Well this is the reason for my initial misunderstanding - which I then thought I had wrong, but either you have it wrong too... or I had it right in the first place. Ok, less cryptically now:

It all depends on whether he has a Column called "name" that might be Null, or whether he has a parameter which checks column "name" and which might be null... in one case (your's) we check for null values in the column and in another case (my later case) we check if the parameter is null, not the column, and then from that decide whether to use it as a check or not - not sure which but between your and my solutions both are covered though, so I hope the OP gets sorted out - if not, let us know...


On 2013/11/18 13:55, Kees Nuyt wrote:
On Mon, 18 Nov 2013 13:04:31 +0200, RSmith <rsm...@rsweb.co.za> wrote:

Oops, misprint...

name won't be null of course, the parameter needs to be null, kindly replace 
the queries offered like this:

  delete from emp where ( key = ?1 )  AND  (( ?2 IS NULL )  OR  ( name = ?2 ));

or in the second form:

  delete from emp where ( key = ?1 )  AND  (( ?2 = '' )  OR  ( name = ?2 ));

I think this is closer to the intended - thanks,
Ryan
Uhm, I think you mean:

delete from emp
where ( key = ?1 ) AND (( name IS NULL ) OR ( name = ?2 ));

delete from emp
where ( key = ?1 ) AND (( name = '' ) OR ( name = ?2 ));

To cover both NULL and empty:

delete from emp
where key = ?1 AND (name IS NULL OR name = '' OR name = ?2);


On 2013/11/18 12:56, RSmith wrote:
I might be missing something extraordinarily obvious... but I cannot understand 
the use case for this logic you have.

My first response was to just use "delete from emp where key=123" and be done 
with it, who cares what the name is, right?
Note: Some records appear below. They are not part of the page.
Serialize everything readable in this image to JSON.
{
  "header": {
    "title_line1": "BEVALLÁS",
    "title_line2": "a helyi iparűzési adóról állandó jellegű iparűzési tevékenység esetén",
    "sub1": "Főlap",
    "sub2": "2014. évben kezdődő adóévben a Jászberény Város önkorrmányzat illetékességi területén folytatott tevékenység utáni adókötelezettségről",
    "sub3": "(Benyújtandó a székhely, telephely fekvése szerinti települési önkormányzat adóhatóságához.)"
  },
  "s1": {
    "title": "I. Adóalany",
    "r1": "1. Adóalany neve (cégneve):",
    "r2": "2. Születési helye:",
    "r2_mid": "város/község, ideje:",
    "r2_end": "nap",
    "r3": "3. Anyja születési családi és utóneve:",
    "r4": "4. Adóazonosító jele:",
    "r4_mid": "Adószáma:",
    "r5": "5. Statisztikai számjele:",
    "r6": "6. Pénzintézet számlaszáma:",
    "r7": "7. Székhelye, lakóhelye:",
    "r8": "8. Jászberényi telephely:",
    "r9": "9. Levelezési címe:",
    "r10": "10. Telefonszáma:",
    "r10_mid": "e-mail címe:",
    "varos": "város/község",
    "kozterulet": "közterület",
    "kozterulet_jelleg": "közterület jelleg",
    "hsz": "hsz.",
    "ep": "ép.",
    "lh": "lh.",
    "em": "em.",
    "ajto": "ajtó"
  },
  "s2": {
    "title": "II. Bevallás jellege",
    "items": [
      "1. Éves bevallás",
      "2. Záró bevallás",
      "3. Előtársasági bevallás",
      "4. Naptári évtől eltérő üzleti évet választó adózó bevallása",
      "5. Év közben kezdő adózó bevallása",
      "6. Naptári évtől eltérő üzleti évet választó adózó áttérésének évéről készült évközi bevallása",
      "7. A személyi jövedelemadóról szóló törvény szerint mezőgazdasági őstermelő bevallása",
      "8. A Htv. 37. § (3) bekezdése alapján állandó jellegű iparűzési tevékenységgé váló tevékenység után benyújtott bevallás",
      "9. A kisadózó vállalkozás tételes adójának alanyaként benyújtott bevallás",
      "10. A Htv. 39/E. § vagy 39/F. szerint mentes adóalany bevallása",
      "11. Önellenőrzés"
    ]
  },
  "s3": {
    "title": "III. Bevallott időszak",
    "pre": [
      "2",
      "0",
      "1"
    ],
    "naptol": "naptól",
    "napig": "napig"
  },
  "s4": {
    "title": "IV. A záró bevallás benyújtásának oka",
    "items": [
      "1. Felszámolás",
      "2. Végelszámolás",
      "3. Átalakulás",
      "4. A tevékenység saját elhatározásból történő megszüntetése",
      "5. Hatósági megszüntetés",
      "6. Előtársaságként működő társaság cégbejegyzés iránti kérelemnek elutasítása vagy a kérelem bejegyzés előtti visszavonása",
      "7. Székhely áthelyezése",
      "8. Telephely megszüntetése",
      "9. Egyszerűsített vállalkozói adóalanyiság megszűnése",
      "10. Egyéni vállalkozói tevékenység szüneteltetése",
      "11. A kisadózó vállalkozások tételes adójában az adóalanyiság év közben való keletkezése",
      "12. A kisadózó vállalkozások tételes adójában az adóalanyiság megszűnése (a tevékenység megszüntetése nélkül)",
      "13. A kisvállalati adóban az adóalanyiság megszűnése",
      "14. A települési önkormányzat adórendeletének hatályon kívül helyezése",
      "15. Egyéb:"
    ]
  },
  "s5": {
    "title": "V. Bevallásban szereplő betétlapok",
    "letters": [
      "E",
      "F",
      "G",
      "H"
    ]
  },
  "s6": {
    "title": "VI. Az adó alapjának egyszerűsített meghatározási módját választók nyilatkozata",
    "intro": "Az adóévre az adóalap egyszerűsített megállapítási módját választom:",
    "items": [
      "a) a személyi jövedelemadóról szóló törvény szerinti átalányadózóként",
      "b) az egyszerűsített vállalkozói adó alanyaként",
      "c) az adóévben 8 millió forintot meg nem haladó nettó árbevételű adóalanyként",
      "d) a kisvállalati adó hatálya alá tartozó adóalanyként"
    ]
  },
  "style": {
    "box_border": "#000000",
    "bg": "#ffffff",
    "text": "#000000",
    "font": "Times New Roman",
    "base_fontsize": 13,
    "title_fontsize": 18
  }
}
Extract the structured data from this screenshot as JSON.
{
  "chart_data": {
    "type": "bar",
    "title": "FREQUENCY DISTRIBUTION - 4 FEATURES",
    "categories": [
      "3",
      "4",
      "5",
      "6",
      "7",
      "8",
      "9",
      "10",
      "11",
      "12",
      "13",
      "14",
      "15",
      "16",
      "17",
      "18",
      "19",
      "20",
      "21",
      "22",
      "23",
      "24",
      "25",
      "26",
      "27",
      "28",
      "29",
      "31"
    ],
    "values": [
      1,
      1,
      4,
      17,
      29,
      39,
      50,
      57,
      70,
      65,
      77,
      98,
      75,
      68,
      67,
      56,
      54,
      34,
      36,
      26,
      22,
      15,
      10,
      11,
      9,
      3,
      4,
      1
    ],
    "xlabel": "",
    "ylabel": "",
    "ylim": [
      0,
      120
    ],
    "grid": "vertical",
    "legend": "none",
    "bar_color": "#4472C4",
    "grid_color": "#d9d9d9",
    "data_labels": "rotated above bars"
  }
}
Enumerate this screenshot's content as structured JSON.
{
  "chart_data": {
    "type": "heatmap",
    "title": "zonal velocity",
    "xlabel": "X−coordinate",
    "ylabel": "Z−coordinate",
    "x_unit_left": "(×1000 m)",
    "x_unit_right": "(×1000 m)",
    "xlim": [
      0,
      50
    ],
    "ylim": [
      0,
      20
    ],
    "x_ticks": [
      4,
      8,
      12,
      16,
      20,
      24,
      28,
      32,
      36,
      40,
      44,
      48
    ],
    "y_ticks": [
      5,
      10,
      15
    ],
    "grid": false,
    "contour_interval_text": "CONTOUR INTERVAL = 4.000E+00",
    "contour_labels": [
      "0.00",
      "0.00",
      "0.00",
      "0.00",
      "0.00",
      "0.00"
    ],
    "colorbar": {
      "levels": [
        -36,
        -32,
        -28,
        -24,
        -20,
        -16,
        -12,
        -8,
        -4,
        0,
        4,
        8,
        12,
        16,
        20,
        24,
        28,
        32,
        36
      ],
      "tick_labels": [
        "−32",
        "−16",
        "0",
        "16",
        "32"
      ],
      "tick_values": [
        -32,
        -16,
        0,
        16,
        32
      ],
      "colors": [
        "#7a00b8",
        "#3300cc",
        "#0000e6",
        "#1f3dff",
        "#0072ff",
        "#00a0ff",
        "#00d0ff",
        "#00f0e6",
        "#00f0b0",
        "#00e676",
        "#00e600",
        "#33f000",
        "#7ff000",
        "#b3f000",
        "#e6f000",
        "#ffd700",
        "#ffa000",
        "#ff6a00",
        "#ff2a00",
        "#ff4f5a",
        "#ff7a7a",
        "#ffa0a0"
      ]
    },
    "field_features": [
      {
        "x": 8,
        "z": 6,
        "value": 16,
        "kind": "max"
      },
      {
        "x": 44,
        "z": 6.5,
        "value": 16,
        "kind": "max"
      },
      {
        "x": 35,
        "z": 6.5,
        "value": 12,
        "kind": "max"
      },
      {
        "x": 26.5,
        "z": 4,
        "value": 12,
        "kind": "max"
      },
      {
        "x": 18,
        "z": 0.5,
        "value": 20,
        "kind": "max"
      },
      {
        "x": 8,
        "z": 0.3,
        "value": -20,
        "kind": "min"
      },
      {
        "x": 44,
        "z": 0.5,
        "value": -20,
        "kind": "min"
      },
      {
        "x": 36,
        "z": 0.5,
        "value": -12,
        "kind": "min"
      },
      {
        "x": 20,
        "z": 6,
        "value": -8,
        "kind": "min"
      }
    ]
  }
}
But then it dawned on me that you may for some reason have that key NOT as a 
unique key, which means you can have many keys that
are 123 in which case delete where key = 123 will remove all of them, but 
adding a name as an optional second parameter/check now
makes sense.

Some old-school boolean logic to the rescue then:
If this last case is true:

  delete from emp where (key = '123') AND ((name IS NULL) OR (name = 'abc'));


will simply delete all keys with 123 values, but only if the name is either not 
specified, or the name is both specified and
specific.



Be careful that you might not be binding null values, but maybe empty strings 
in stead of values, so another solution might be:

  delete from emp where (key = '123') AND ((name = '') OR (name = 'abc'));


You get the idea.

Cheers,
Ryan


On 2013/11/18 09:45, d b wrote:
Hi,


    I am trying to make single query instead of below two queries. Can
somebody help?

   1. delete from emp where key = '123';
   2. delete from emp where key = '123' and name = 'abc';

if Key available, execute 1st query. if key and name available, execute 2nd
query.

   Is it possible to write in single query?